Minhas melhores amigas no colégio eram três nipo-brasileiras e....desenhistas, claro!! Éramos siamesas. Líamos o pensamento uma da outra, desenhavamos juntas, trocavamos lápis de cor, estojo, papel de carta, cartas, éramos imbatíveis na criação de ilustrações para professores e colegas e no mais, éramos péssimas, péssimas em: ginástica, matemática, em prestar atenção...hahahah
Eu era tão distraída que minha mãe me chamava de borboleta. Eu cresci só por fora, por dentro continuo uma borboleta delicada e azul. A escola acabou, a faculdade chegou e ao invés de fazer artes caí em....publicidade e marketing.
Imagina o que sofri trabalhando em marketing e publicidade e não na criação mas no atendimento a clientes!ahahahaha
Falando em público (gagejava sempre!!), tinha que vender idéias, que ser agressiva, competitiva, rápida, lidar com planilhas, negociações, barulho, gente...Ufa. 20 anos depois numa agência de publicidade adoeci, fiquei deprimida, tomei remédios e fui embora, pra nunca mais.

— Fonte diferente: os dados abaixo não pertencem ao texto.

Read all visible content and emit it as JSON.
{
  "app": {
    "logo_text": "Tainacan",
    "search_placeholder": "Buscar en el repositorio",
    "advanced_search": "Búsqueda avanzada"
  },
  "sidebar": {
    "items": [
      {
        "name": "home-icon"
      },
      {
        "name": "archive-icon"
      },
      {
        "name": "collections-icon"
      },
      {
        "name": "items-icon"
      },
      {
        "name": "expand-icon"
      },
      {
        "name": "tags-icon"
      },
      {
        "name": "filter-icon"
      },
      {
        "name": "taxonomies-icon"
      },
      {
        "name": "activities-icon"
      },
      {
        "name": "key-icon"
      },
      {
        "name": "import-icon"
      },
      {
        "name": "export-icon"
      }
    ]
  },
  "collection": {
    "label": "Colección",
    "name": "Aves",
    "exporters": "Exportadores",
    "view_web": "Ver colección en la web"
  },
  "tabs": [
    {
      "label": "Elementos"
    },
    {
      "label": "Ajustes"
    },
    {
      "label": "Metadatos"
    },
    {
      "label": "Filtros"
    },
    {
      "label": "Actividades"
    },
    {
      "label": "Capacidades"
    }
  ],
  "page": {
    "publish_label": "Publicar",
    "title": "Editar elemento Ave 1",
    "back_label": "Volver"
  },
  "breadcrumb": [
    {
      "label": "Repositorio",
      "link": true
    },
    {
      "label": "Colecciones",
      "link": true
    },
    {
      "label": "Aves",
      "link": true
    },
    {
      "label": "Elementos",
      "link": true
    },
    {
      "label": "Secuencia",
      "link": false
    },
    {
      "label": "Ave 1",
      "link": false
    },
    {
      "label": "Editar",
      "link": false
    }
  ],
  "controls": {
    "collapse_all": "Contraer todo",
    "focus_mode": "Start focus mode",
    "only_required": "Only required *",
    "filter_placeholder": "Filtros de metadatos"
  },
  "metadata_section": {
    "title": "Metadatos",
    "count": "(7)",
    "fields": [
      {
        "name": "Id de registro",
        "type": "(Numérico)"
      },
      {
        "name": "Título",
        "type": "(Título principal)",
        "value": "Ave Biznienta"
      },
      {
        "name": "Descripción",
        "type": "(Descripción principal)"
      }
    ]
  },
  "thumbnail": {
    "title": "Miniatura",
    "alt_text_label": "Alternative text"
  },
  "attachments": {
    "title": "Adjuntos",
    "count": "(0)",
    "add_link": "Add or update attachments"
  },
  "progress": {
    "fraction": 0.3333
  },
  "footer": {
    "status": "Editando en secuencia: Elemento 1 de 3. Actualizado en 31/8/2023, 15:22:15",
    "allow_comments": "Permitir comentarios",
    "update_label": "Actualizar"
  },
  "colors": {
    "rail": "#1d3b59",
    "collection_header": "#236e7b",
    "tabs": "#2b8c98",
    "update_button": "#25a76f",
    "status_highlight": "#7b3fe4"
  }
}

Ahhhhhhh, estou há um ano e meio trabalhando em casa, de pantufas, ouvindo óperas, enquanto crio, desenho, pinto e escrevo. Ainda lido com gente, mas gente bacana que ama livros tanto quanto eu, ainda tenho reuniões e prazos mas agora sei o que estou fazendo e acredito no que estou vendendo.
As borboletas continuam crescendo entre os meus cabelos cacheados, minhas idéias malucas ficam bacanas em aquarela ou giz pastel. Agora sei o que vim fazer: vim deixar o mundo mais bonito e colorido e isso é o melhor que poderia desejar a menina-borboleta.